La visión mariana de la Iglesia y la visión eclesial, histórico-salvífica, de María nos llevan
en definitiva a Cristo y al Dios trino, porque aquí se manifiesta lo que significa la
santidad, lo que es la morada de Dios en el hombre y en el mundo, lo que debemos
entender por tensión "escatológica" de la Iglesia. Sólo así el capítulo de María se
presenta como culmen de la eclesiología conciliar y nos remite a su punto de partida
cristológico y trinitario.
Para ofrecer una muestra de la teología de los santos Padres, quisiera proponer, como
conclusión, un texto de san Ambrosio, elegido por Hugo Rahner: "Así pues, estad
firmes en el terreno de vuestro corazón. El Apóstol nos explica lo que significa estar;
Moisés lo escribió: "el lugar en el que estás es tierra santa". Nadie está, si no es quien
está firme en la fe... y también está escrito: "Pero tú está firme conmigo". Tú estarás
firme conmigo si estás en la Iglesia. La Iglesia es la tierra santa sobre la que debemos
estar.... Por tanto, está firme, está en la Iglesia. Está firme donde quiero aparecerme a
ti, allí estaré junto a ti. Donde está la Iglesia, allí es el lugar firme de tu corazón.

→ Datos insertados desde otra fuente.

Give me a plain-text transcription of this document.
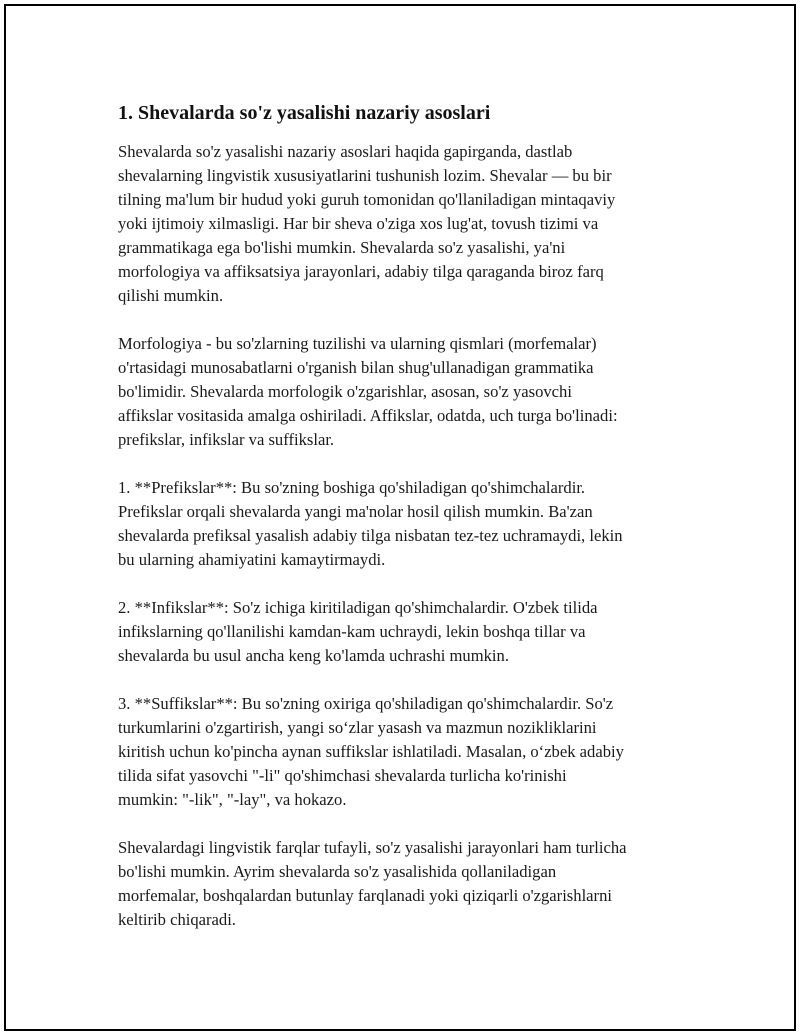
1. Shevalarda so'z yasalishi nazariy asoslari

Shevalarda so'z yasalishi nazariy asoslari haqida gapirganda, dastlab
shevalarning lingvistik xususiyatlarini tushunish lozim. Shevalar — bu bir
tilning ma'lum bir hudud yoki guruh tomonidan qo'llaniladigan mintaqaviy
yoki ijtimoiy xilmasligi. Har bir sheva o'ziga xos lug'at, tovush tizimi va
grammatikaga ega bo'lishi mumkin. Shevalarda so'z yasalishi, ya'ni
morfologiya va affiksatsiya jarayonlari, adabiy tilga qaraganda biroz farq
qilishi mumkin.

Morfologiya - bu so'zlarning tuzilishi va ularning qismlari (morfemalar)
o'rtasidagi munosabatlarni o'rganish bilan shug'ullanadigan grammatika
bo'limidir. Shevalarda morfologik o'zgarishlar, asosan, so'z yasovchi
affikslar vositasida amalga oshiriladi. Affikslar, odatda, uch turga bo'linadi:
prefikslar, infikslar va suffikslar.

1. **Prefikslar**: Bu so'zning boshiga qo'shiladigan qo'shimchalardir.
Prefikslar orqali shevalarda yangi ma'nolar hosil qilish mumkin. Ba'zan
shevalarda prefiksal yasalish adabiy tilga nisbatan tez-tez uchramaydi, lekin
bu ularning ahamiyatini kamaytirmaydi.

2. **Infikslar**: So'z ichiga kiritiladigan qo'shimchalardir. O'zbek tilida
infikslarning qo'llanilishi kamdan-kam uchraydi, lekin boshqa tillar va
shevalarda bu usul ancha keng ko'lamda uchrashi mumkin.

3. **Suffikslar**: Bu so'zning oxiriga qo'shiladigan qo'shimchalardir. So'z
turkumlarini o'zgartirish, yangi so‘zlar yasash va mazmun nozikliklarini
kiritish uchun ko'pincha aynan suffikslar ishlatiladi. Masalan, o‘zbek adabiy
tilida sifat yasovchi "-li" qo'shimchasi shevalarda turlicha ko'rinishi
mumkin: "-lik", "-lay", va hokazo.

Shevalardagi lingvistik farqlar tufayli, so'z yasalishi jarayonlari ham turlicha
bo'lishi mumkin. Ayrim shevalarda so'z yasalishida qollaniladigan
morfemalar, boshqalardan butunlay farqlanadi yoki qiziqarli o'zgarishlarni
keltirib chiqaradi.
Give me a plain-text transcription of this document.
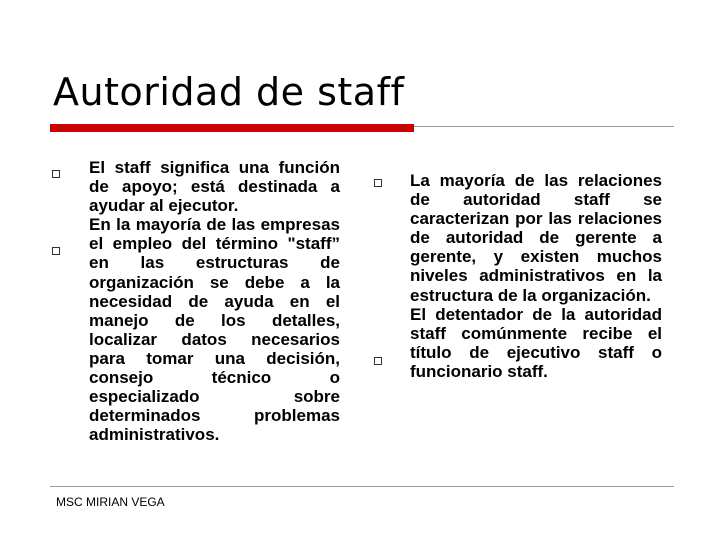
Autoridad de staff

El staff significa una función de apoyo; está destinada a ayudar al ejecutor.

En la mayoría de las empresas el empleo del término "staff” en las estructuras de organización se debe a la necesidad de ayuda en el manejo de los detalles, localizar datos necesarios para tomar una decisión, consejo técnico o especializado sobre determinados problemas administrativos.

La mayoría de las relaciones de autoridad staff se caracterizan por las relaciones de autoridad de gerente a gerente, y existen muchos niveles administrativos en la estructura de la organización.

El detentador de la autoridad staff comúnmente recibe el título de ejecutivo staff o funcionario staff.

MSC MIRIAN VEGA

Sobre
la Iglesia se apoyan los cimientos de tu alma. En efecto, en la Iglesia yo me he aparecido
a ti, como lo hice en otro tiempo en la zarza ardiente. La zarza eres tú, yo soy el fuego.
Fuego en la zarza yo soy en tu carne. Fuego yo soy, para iluminarte; para quemar las
espinas de tus pecados, para darte el favor de mi gracia".